Ulf STARK, ill. Kitty CROWTHER

EDL (Pastel), septembre 2019, 139 p., 14.50€

Traduit du suédois Rymlingarna par Alain Gnaedig

 

Gottfrid adore son grand-père –grincheux et haut en couleurs- et lui rend souvent visite à l’hôpital. Avec la complicité du boulanger-mécanicien, Gottfrid  lui organise même une dernière escapade jusqu’à la « maison sur la falaise », où il a vécu avec Grand-mère. L’occasion de raviver les souvenirs heureux en dégustant le dernier pot de confiture d’airelles cuisiné avec amour par sa femme.

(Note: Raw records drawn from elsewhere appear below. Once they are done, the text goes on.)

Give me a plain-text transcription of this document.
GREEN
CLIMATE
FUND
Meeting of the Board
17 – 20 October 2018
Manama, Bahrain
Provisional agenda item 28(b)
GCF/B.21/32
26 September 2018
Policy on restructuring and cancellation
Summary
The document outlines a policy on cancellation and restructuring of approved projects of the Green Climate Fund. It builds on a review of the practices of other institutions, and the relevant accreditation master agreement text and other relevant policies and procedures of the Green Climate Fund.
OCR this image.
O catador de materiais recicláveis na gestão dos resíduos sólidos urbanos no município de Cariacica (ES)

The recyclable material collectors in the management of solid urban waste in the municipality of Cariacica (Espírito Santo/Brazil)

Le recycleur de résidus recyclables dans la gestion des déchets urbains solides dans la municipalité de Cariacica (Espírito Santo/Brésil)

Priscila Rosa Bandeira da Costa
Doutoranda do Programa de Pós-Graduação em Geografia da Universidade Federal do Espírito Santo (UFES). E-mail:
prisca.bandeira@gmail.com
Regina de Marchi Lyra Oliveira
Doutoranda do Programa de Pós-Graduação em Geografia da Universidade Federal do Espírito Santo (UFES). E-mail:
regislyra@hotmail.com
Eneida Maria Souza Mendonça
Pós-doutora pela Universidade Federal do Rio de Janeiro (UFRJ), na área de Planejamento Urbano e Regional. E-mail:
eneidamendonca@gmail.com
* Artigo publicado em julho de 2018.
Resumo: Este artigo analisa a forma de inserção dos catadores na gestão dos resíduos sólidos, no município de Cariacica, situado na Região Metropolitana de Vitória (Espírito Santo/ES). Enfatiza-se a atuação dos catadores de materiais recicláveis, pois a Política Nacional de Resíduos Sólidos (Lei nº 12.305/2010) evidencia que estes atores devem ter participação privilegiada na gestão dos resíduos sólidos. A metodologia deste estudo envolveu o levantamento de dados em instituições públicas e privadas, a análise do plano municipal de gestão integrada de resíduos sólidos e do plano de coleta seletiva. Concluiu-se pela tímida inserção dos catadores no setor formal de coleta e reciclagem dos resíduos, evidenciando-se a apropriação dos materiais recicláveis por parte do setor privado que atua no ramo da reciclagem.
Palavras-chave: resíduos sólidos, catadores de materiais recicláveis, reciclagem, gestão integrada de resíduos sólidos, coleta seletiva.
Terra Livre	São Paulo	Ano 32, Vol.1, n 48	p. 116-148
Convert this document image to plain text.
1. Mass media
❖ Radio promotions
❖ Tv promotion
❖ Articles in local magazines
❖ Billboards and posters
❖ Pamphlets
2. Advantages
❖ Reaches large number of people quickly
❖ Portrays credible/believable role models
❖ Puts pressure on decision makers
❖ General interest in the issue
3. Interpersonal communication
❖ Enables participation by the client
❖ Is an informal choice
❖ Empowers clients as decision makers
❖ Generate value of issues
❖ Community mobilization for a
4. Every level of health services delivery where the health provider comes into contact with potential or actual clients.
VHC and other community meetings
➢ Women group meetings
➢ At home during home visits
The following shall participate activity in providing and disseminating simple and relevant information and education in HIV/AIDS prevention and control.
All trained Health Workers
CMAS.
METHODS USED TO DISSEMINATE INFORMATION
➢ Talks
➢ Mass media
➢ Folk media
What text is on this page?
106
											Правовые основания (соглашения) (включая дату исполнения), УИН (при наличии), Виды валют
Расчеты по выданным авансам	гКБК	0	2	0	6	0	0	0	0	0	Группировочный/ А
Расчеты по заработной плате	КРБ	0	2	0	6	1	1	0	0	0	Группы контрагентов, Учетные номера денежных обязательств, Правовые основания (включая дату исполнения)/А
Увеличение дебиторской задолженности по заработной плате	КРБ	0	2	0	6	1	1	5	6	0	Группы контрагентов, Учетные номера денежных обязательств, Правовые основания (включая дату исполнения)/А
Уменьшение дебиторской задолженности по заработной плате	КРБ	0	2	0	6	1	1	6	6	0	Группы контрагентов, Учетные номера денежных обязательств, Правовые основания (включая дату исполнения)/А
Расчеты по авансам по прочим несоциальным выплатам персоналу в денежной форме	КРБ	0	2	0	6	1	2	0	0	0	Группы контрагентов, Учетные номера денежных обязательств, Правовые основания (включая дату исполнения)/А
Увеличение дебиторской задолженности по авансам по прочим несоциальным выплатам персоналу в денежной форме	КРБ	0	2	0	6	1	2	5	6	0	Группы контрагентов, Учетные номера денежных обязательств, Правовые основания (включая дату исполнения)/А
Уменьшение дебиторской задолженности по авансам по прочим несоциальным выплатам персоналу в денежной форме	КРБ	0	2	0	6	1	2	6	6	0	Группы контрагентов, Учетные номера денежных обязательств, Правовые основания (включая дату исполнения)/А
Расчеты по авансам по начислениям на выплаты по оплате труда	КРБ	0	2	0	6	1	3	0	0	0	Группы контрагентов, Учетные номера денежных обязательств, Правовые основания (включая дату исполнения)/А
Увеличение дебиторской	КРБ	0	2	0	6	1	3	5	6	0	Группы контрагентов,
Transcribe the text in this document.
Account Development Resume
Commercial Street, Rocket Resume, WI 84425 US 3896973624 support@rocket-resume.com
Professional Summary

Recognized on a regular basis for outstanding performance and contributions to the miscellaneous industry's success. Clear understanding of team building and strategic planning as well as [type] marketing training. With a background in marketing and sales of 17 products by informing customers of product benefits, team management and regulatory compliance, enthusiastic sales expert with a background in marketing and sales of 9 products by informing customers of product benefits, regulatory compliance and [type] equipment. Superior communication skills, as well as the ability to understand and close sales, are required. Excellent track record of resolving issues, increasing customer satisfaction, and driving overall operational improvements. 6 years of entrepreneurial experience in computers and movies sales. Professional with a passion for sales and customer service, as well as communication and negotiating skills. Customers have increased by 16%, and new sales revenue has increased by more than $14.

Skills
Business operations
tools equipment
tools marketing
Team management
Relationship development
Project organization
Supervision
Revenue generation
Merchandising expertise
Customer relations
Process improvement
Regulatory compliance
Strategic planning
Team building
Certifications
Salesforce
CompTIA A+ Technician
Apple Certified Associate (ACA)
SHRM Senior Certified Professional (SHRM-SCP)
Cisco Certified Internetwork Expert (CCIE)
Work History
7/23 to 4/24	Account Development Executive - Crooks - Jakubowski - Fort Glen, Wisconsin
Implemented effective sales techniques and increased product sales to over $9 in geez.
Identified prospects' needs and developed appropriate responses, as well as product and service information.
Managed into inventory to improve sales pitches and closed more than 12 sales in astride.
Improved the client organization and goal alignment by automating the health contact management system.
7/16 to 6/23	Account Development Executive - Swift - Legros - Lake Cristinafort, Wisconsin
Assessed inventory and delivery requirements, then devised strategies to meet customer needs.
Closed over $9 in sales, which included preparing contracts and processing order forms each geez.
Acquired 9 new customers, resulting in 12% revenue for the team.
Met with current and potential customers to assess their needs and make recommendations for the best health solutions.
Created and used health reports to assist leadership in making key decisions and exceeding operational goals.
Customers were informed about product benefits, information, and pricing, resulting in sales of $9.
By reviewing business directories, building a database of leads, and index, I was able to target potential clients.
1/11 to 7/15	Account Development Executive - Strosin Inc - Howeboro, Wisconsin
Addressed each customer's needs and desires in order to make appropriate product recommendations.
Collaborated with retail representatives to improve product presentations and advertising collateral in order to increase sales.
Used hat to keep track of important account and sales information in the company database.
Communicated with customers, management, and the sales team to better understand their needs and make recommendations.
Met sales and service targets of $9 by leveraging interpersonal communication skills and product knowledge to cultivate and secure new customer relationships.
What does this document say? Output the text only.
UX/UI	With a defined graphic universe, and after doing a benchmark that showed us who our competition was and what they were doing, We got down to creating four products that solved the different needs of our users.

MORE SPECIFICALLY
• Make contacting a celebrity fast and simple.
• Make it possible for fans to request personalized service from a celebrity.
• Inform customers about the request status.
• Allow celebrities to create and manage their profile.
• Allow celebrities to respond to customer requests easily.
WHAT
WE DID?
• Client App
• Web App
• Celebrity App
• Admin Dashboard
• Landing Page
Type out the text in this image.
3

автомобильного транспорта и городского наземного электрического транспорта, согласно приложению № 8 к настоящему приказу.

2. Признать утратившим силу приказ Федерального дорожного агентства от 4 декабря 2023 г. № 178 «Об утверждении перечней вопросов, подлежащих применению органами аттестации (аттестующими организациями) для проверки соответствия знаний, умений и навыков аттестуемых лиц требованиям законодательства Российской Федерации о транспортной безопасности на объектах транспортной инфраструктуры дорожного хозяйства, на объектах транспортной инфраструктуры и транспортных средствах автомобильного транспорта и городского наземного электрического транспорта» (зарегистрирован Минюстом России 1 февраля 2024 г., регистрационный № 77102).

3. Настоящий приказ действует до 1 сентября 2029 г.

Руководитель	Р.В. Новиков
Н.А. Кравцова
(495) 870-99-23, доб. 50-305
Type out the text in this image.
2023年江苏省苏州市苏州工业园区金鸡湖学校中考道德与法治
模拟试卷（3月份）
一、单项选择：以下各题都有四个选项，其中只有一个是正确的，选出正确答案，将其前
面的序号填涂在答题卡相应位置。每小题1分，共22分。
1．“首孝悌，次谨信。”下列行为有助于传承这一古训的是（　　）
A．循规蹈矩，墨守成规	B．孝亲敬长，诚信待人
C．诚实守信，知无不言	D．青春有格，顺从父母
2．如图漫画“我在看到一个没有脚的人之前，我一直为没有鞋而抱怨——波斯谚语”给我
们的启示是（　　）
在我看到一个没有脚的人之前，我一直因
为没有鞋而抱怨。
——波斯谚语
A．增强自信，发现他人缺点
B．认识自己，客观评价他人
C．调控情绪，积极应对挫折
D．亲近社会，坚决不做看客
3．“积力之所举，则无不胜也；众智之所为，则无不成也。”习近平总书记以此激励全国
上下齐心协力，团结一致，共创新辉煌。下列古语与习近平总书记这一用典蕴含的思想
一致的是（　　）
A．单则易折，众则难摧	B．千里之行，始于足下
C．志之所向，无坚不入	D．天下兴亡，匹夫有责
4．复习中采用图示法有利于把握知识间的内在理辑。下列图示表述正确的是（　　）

En bout de course, le grand-père  réfléchit à l’au-delà et espère ardemment y retrouver la compagne de sa vie. Il regrette de n’avoir pas su trouver les mots pour lui exprimer son amour, et voudrait s’amender  –au cas où il la retrouverait au paradis. Là encore, c’est le petit-fils qui intervient, et pique le dictionnaire de son père pour en partager les jolis mots avec le vieillard.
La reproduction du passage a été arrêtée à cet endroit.